Senin Benliğin Bu Bedenle DeğildirMakamın Kâfi Miktarı Mezmûm Değildir
Bil ki, makam mal gibidir. Mal tamamen kötü olmadığı, yetecek kadan âhiret azığı olduğu, çok olduğu zaman kalbin de ona dalması olduğu için, âhiret yolunu kestiği gibi, makam ve mevki sahibi olmak da böyledir. Çünkü insan için, bir kimsenin kendisine hizmet etmesinden, bir arkadaşından yardım görmesinden, hakkını zâlimlerden alacak bir sultana muhtaç olmasından kurtuluş yoktur. Böyle olunca, insan onların kalbinde iyi ve itibarlı bir yer tutmak ister. İşte bu maksadın elde edilmesi için insanın kalbinde rütbe ve makam arzusunun bulunması caizdir. Nitekim Yûsuf aleyhisselâm, «Elbette ben koruyucuyum ve bilgiliyim», buyurdu. Bu kadar bir istek kalbinde bulunmazsa üstad, talebe okutamaz, talebenin de kalbinde bu istek bulunmazsa üstaddan, hocadan ders okumaz. O hâlde yetecek kadar rütbe ve makam sahibi olmak, yetecek kadar malı olmak gibi mubahtır. Makamın Kâfi Miktarı Mezmûm Değildir
Fakat makam dört yolla istenebilir. İkisi haramdır, ikisi mubahtır. Haram olan ikisinden biri, ibadetini başkalarına göstermek için, makam sahibi olmaktır. Bu, da haramdır. Riya da böyledir. İnsanlara gösteriş için değil, ibadeti yalnız Allah için yapmalıdır. Riya için makam istemek de haramdır. İkincisi, olduğu gibi görünmeyip, kendinde bulunmayan sıfatı kendinde var imiş gibi göstermek için, makam sahibi olmak.
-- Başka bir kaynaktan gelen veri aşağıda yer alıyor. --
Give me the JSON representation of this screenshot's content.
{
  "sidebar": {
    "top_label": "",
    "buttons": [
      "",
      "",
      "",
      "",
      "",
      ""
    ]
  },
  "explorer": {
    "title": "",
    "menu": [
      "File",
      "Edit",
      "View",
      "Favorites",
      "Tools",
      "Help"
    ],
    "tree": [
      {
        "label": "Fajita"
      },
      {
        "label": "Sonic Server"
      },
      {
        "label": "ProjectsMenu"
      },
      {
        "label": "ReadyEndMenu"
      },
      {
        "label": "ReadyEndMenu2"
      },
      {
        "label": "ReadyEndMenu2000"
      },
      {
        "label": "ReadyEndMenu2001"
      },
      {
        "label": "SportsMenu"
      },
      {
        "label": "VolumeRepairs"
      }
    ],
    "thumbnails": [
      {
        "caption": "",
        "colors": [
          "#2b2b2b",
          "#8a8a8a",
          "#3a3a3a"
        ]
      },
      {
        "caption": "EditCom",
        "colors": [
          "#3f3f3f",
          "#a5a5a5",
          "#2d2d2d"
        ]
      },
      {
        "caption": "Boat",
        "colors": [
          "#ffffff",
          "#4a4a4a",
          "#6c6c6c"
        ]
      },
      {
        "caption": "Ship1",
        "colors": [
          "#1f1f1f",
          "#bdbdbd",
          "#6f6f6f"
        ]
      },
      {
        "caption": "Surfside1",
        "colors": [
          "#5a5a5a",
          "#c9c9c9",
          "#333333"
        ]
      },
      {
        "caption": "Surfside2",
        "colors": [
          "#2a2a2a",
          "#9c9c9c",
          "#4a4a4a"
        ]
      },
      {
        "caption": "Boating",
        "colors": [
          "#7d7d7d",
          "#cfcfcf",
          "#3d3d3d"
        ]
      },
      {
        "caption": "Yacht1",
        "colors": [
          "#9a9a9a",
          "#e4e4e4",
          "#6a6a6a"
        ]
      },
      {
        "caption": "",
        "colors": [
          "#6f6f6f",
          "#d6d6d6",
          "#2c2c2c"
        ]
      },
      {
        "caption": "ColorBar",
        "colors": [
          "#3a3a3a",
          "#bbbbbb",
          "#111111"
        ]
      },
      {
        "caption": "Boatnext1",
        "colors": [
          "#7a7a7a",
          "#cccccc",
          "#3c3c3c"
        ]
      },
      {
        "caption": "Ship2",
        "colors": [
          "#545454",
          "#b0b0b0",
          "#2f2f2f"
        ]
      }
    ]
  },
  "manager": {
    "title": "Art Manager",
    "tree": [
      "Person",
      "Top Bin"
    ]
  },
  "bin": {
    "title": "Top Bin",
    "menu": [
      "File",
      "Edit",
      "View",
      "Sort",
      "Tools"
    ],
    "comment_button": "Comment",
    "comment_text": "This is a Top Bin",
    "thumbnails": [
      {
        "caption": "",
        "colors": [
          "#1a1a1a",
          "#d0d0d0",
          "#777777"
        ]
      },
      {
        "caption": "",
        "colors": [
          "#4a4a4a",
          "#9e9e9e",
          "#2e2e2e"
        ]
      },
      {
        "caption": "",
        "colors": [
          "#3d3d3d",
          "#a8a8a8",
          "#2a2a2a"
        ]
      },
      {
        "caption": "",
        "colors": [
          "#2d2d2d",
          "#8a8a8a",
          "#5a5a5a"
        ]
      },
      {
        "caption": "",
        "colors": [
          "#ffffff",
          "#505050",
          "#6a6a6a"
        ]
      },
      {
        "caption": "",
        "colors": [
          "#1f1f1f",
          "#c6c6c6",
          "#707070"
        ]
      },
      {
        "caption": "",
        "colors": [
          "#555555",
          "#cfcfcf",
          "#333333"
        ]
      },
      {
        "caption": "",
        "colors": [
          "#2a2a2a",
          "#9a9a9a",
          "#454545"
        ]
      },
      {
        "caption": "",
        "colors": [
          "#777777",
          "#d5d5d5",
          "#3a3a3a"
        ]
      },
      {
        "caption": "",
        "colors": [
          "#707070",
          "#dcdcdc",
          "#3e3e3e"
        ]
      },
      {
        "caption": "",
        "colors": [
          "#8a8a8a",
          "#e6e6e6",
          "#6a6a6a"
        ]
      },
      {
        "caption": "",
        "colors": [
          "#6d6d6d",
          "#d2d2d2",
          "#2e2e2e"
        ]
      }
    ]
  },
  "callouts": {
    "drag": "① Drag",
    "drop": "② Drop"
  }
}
Meselâ, ben seyyidim veya filân mesleği bilirim der. Fakat aslında öyle değildir ve bilmez. Bu da, sûreti haktan görünüp mal elde etmek gibi olur. Mubah olan iki yol da şunlardır: Makam isteri fakat makam için hileye tevessül etmez ve ibadet gösterişinde bulunmaz. Diğeri de: Makam sahibi olmak için fışkını ve günahını gizler.Makamın Kâfi Miktarı Mezmûm Değildir  Zira aksi takdirde sultanın yanında rütbe ve makam sahibi olamayacaktır. Buna ruhsat vardır. Ancak gizlemesi kendini âbid ve zâhid tanıtmak için olmamalıdır.